COMPUTER-animated comedy where little green men, women and child live in domestic bliss. But the crash-landing of a dim-witted American astronaut (voiced by Dwayne “The Rock” Johnson) causes chaos.

STAR RATING: **

THE SEPTEMBER ISSUE (12A)

MEET the true life inspiration for The Devil Wears Prada, the famously icy Anna Wintour, editor-in-chief of American Vogue, in RJ Cutler’s documentary following the autumn issue of the iconic magazine and exploring Wintour’s fascination relationship with her creative designer Grace Coddington. Showing at Clwyd Theatr Cymru in Mold on Thursday only.

STAR RATING: ***

SHERLOCK HOLMES (12A)

GUY Ritchie’s reinvention of Sir Arthur Conan Doyle’s legendary sleuth should have been a dream new beginning for the director following a series of lacklustre offerings.

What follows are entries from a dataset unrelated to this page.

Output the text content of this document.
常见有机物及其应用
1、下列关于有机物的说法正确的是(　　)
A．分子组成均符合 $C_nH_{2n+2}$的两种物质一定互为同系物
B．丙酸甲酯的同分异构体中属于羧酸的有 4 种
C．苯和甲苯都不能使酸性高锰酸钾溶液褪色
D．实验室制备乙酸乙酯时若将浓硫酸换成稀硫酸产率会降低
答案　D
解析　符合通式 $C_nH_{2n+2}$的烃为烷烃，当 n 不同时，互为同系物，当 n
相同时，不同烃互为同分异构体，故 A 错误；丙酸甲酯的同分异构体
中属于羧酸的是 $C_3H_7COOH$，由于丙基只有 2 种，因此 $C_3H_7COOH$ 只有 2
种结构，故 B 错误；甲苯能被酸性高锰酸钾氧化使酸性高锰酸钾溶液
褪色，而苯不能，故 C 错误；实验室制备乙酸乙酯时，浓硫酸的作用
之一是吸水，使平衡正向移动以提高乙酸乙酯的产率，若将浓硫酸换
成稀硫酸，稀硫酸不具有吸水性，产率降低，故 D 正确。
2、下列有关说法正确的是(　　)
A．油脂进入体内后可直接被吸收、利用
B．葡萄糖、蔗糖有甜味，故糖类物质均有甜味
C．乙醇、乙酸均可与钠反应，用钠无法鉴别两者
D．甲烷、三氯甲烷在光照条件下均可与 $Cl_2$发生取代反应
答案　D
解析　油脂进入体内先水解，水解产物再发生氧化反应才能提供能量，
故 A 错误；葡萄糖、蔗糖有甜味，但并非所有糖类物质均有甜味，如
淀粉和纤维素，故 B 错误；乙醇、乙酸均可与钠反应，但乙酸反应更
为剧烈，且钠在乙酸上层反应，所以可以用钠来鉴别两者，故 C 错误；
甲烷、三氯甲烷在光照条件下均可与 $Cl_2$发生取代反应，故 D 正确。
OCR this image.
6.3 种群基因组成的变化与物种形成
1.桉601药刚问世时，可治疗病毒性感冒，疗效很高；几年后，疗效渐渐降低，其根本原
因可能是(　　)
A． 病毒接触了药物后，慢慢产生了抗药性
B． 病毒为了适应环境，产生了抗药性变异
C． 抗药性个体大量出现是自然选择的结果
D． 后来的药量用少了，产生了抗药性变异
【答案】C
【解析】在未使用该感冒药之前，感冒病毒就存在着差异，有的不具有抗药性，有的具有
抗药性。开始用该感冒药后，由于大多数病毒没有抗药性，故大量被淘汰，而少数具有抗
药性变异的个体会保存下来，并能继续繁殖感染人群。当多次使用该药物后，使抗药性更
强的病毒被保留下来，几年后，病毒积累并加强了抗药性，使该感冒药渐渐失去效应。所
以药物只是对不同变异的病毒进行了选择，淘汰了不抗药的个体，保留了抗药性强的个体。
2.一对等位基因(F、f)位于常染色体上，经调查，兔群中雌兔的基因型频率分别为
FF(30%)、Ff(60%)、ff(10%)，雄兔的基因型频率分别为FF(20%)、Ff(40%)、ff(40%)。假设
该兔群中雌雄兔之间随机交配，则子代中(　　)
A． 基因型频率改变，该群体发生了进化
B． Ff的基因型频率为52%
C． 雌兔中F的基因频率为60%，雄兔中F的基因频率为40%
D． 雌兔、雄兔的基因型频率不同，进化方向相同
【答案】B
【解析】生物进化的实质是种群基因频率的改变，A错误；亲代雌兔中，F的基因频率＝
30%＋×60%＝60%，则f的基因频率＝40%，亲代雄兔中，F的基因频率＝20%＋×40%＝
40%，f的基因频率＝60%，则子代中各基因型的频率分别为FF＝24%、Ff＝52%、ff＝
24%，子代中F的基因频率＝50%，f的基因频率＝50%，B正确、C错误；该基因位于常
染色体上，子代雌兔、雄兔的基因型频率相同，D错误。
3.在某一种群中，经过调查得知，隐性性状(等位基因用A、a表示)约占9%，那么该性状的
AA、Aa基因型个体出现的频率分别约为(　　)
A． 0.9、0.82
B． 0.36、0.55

However, his biggest budget to date, and first film since divorcing Madonna, has produced an entertaining triumph of style over substance as Robert Downey Jr and Jude Law track a killer who comes back from the dead.

STAR RATING: ***

TRICKS (12A)

CHARMING bittersweet comedy about childhood, directed by Andrzej Jakimowski and telling the tale of 10-year-old Stefek who is convinced the man boarding a train every day is the father he has never met. Showing at Clwyd Theatr Cymru in Mold on Tuesday and Wednesday.

STAR RATING: ***

THE TWILIGHT SAGA: NEW MOON (12A)

THE eagerly anticipated rendering of the second installment of the four-book Twilight saga is thoroughly entertaining and more polished than its predecessor.

STAR RATING: ***

WHERE THE WILD THINGS ARE (PG)

SPIKE Jonze’s heartbreaking, visually-stunning adaptation of Maurice Sendak’s beloved children’s story is not a sentimental coming-of-age story viewed through rose-tinted spectacles.